Without questioning your reasons, could you at least add such changes to the “BREAKING-CHANGES.txt” doc?
Also - resolution has suffered. Before, we got
0.10000000149011611938 when we converted a value tree float value to XML, and that has now turned into a less precise
String (0.5) produces “0.5”. The only way of getting “5e-1” is to opt into scientific format with the new arguments to the constructor.
The latest change uses scientific format when creating XML and JSON files. This allows us to avoid long strings like “0.50000000000000000000” bloating file sizes, whilst retaining full precision. “0.10000000149011611938” may look more precise than “1.000000014901161e-1”, but the last few significant digits there are useless. Converting between doubles and strings is surprisingly complicated, but as an approximate rule you can hold 7 significant digits in a 32 bit float and 16 significant digits in a 64 bit double. Anything beyond that is just noise and is ignored.
So yes, the string representation of XML and JSON is now different, but the information contained is unchanged - it will parse exactly the same way.
Thanks a ton for clarification! Also thanks for your explanation regarding precision - that makes perfect sense.
Great to hear that just XML and JSON are affected with the latest change… it only took 30min this time to adjust our tests. But indeed we appreciate your reasonable change.
Just adding it to your “BREAKING-CHANGES.txt” file would be appreciated. Thanks!
Although I was the one who complained about the wasted space with the older code, I now see lots of numbers like 5e-1 in .jucer file (xml) commits. IMHO the xml fixes took the whole scientific notation thing a bit too far. I especially find it weird to see font sizes like 1.3e1. In my opinion the scientific notation should only be used for quite small and very large values, otherwise things get hard to read and stuff like 1.3e1 is also a waste of space when it could just be 13.
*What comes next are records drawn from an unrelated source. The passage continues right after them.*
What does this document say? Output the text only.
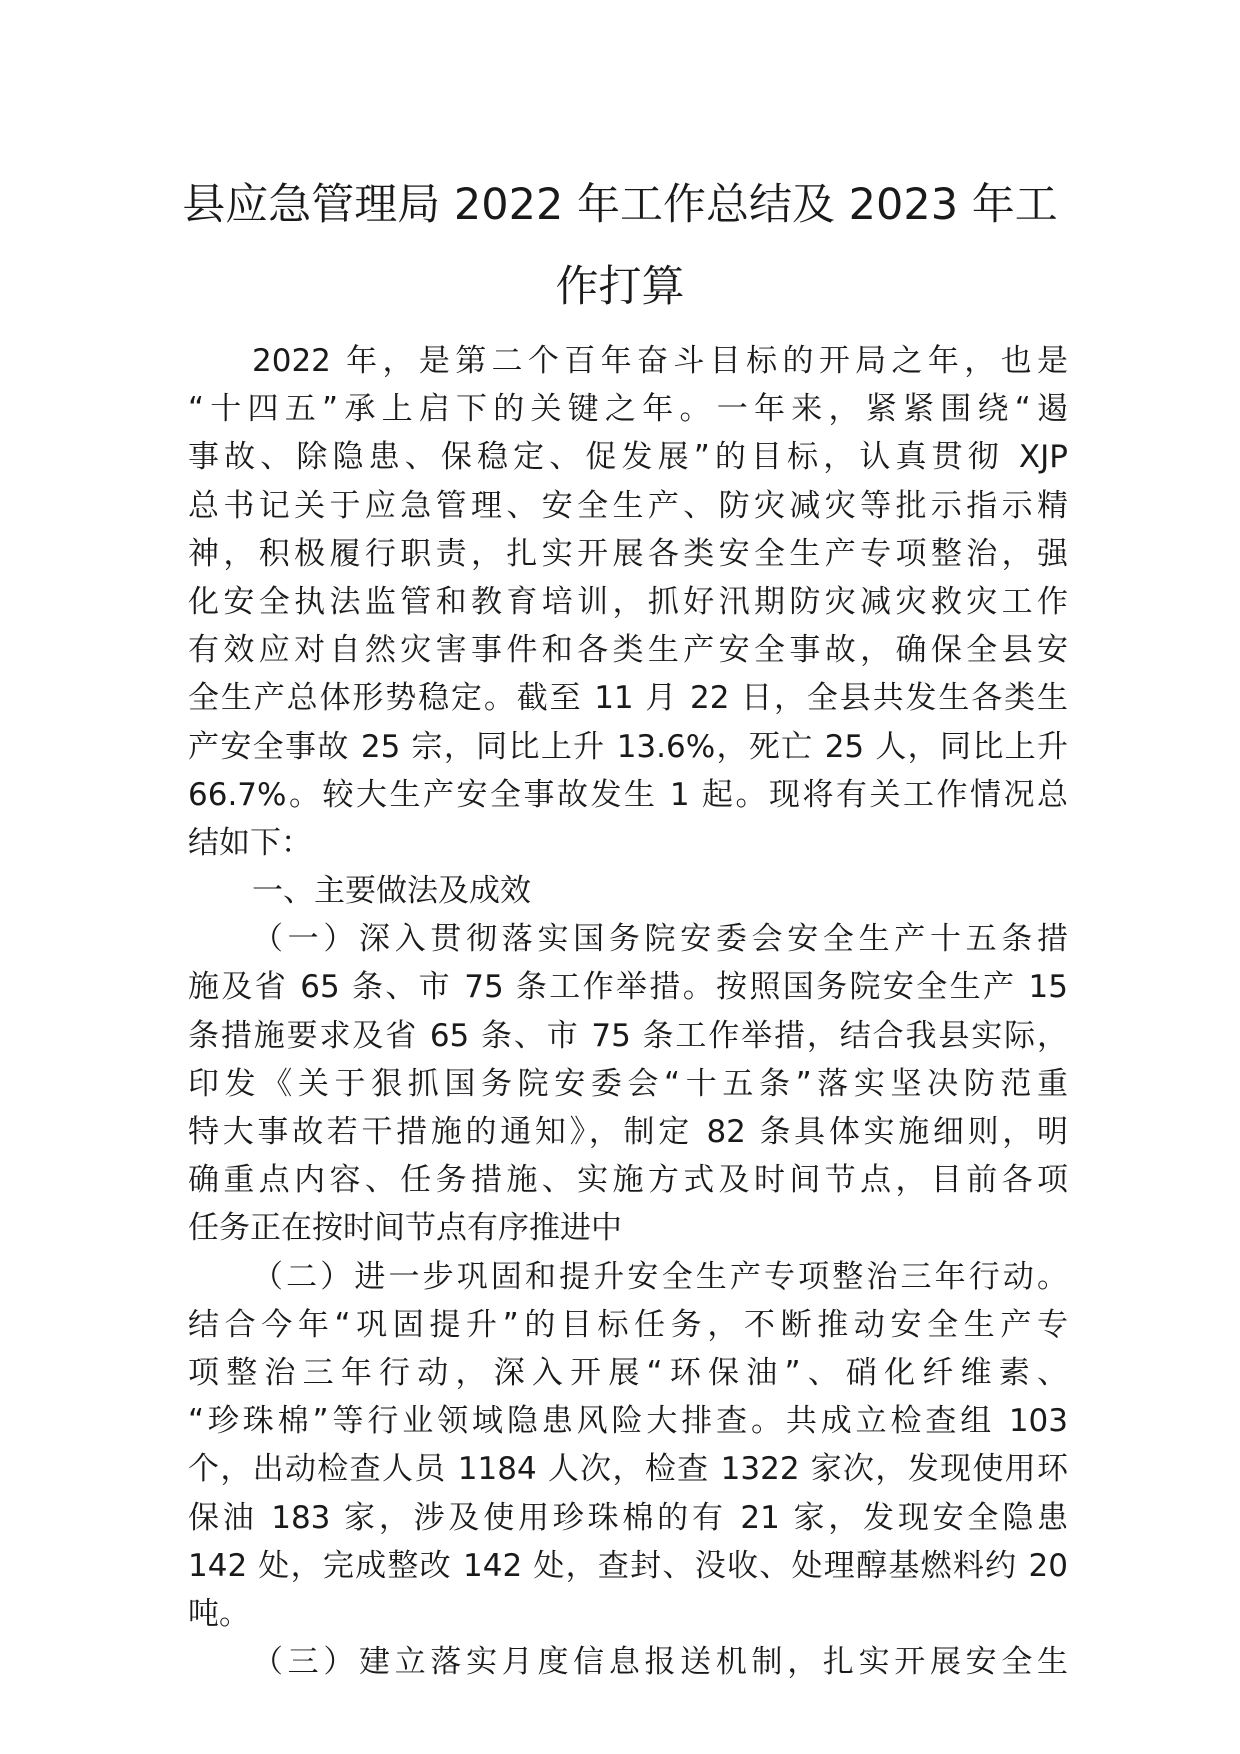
县应急管理局 2022 年工作总结及 2023 年工
作打算
2022 年，是第二个百年奋斗目标的开局之年，也是
“十四五”承上启下的关键之年。一年来，紧紧围绕“遏
事故、除隐患、保稳定、促发展”的目标，认真贯彻 XJP
总书记关于应急管理、安全生产、防灾减灾等批示指示精
神，积极履行职责，扎实开展各类安全生产专项整治，强
化安全执法监管和教育培训，抓好汛期防灾减灾救灾工作
有效应对自然灾害事件和各类生产安全事故，确保全县安
全生产总体形势稳定。截至 11 月 22 日，全县共发生各类生
产安全事故 25 宗，同比上升 13.6%，死亡 25 人，同比上升
66.7%。较大生产安全事故发生 1 起。现将有关工作情况总
结如下：
一、主要做法及成效
（一）深入贯彻落实国务院安委会安全生产十五条措
施及省 65 条、市 75 条工作举措。按照国务院安全生产 15
条措施要求及省 65 条、市 75 条工作举措，结合我县实际，
印发《关于狠抓国务院安委会“十五条”落实坚决防范重
特大事故若干措施的通知》，制定 82 条具体实施细则，明
确重点内容、任务措施、实施方式及时间节点，目前各项
任务正在按时间节点有序推进中
（二）进一步巩固和提升安全生产专项整治三年行动。
结合今年“巩固提升”的目标任务，不断推动安全生产专
项整治三年行动，深入开展“环保油”、硝化纤维素、
“珍珠棉”等行业领域隐患风险大排查。共成立检查组 103
个，出动检查人员 1184 人次，检查 1322 家次，发现使用环
保油 183 家，涉及使用珍珠棉的有 21 家，发现安全隐患
142 处，完成整改 142 处，查封、没收、处理醇基燃料约 20
吨。
（三）建立落实月度信息报送机制，扎实开展安全生
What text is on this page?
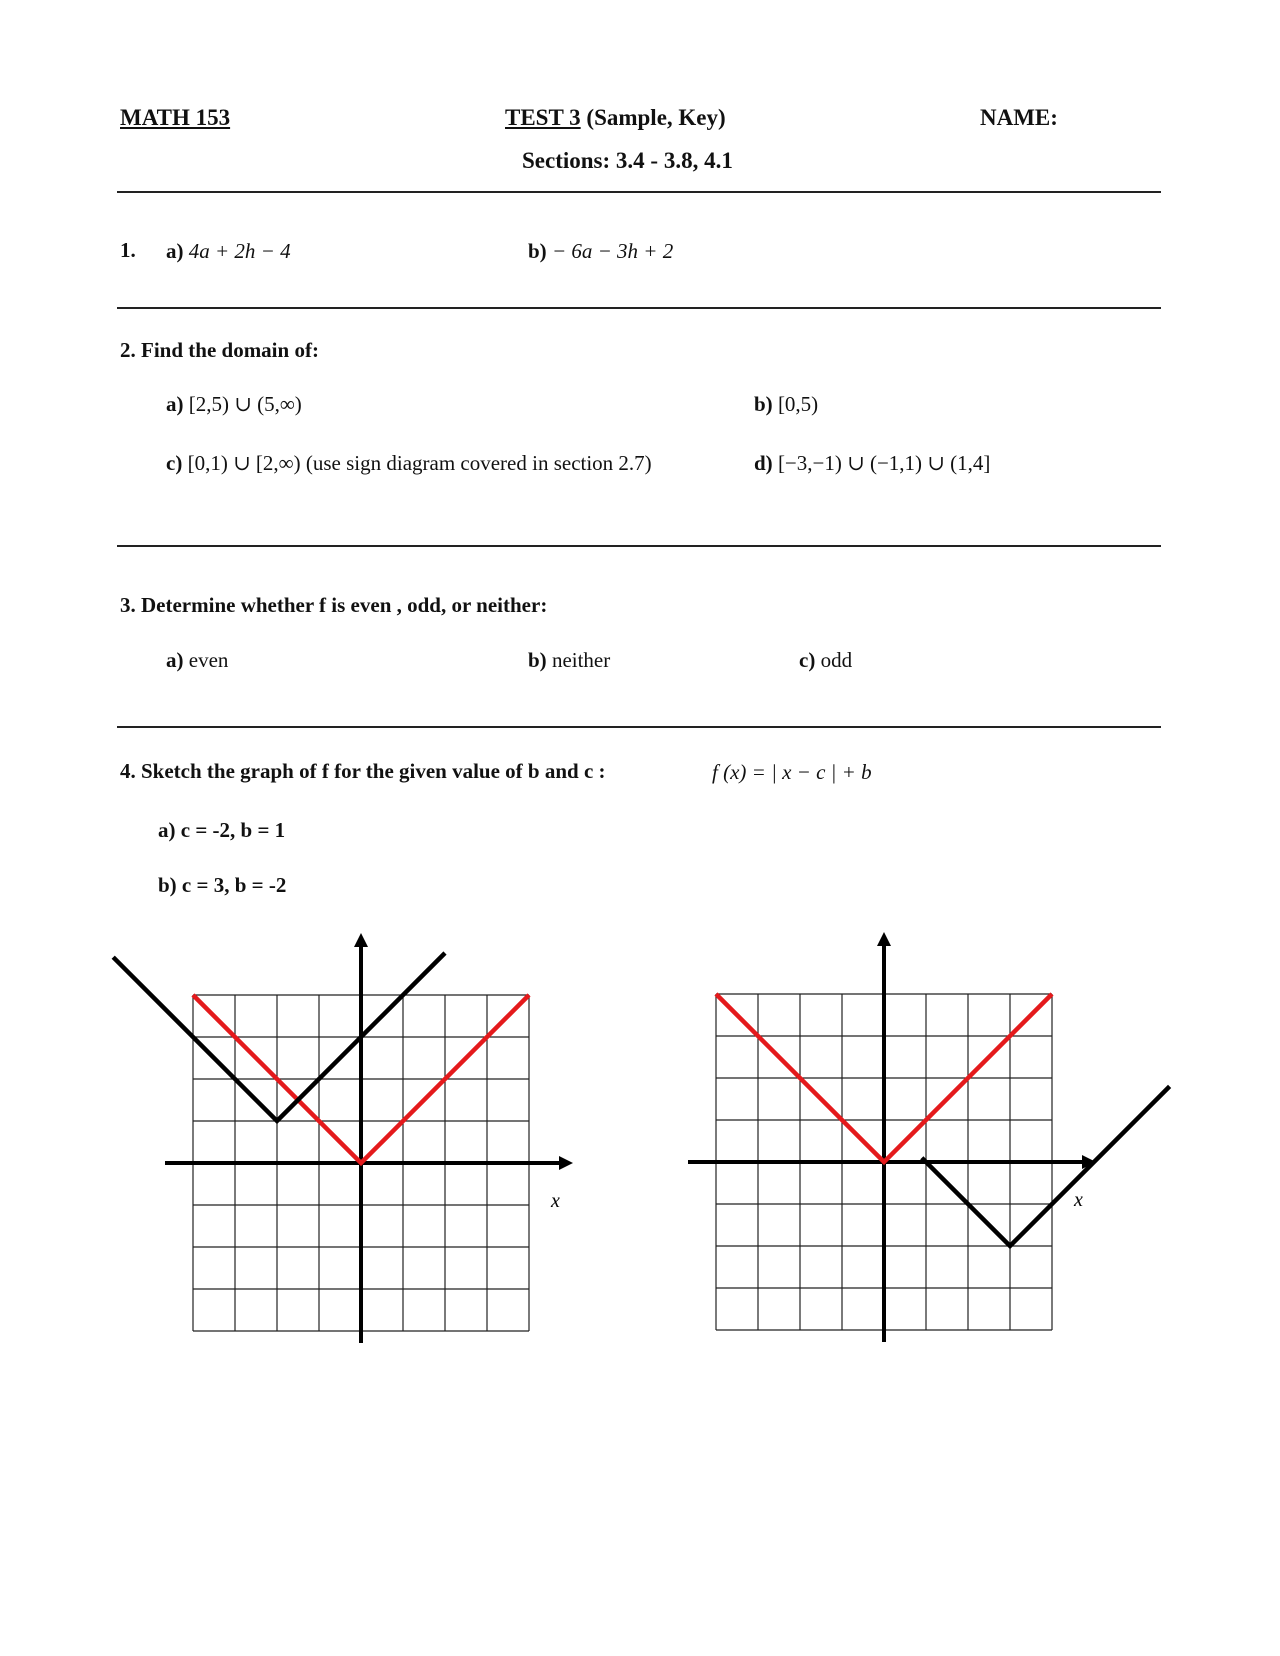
MATH 153	TEST 3 (Sample, Key)	NAME:
Sections: 3.4 - 3.8, 4.1
1. a) 4a + 2h − 4	b) − 6a − 3h + 2
2. Find the domain of:
a) [2,5) ∪ (5,∞)	b) [0,5)
c) [0,1) ∪ [2,∞) (use sign diagram covered in section 2.7)	d) [−3,−1) ∪ (−1,1) ∪ (1,4]
3. Determine whether f is even , odd, or neither:
a) even	b) neither	c) odd
4. Sketch the graph of f for the given value of b and c :	f (x) = | x − c | + b
a) c = -2, b = 1
b) c = 3, b = -2
x	x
I have to agree with this a bit. One of the reasons we make our edit files raw XML is so we (and users) can open them up and read them. It’s a big cognitive load to convert from scientific notation.
Is it possible to have XML as trailing-zero-trimmed standard notation? Or is that something just not allowed by the current string conversion functions?
If so, perhaps a separate step to trim trailing zeros could be used (even if we do this manually)?
It’s possible, but what would you do with 1e-50?
I think picking cutoff values is the best way forward. I just need to have a think about what they should be.
At the moment, XML is turning 44100.0 into 4.41e4, which is tedious. So I think we should choose a cutoff that allows common values to be seen in their most natural readable format - 44100.0.
Ah that’s great, I appreciate your commit a lot.
We’ve noticed that this recent change is perhaps too enthusiastic about stripping decimal places when converting to JSON. Any double value that is a whole number is written to JSON as an integer. In other words, if we had a value of, say 20.0, we used to get:
“foo” : 20.0
and now we get:
“foo” : 20
Then when we read the JSON data back in, it’s read as an integer and not as a double, which causes issues with our schema validator.
Would you be open to changing it so that there’s always at least one decimal place written for double values?
I’d like that as well as I’m using the number format to determine types when creating ValueTrees from xml to avoid repeated conversions later. Now for whole numbers the xml looks the same for integers and doubles.
OK, I’ll add that back in.
Please give this a go.
If all’s well then I’ll cherry pick it over to the master branch.
That works great; much appreciated. Thanks for taking care of it so quickly.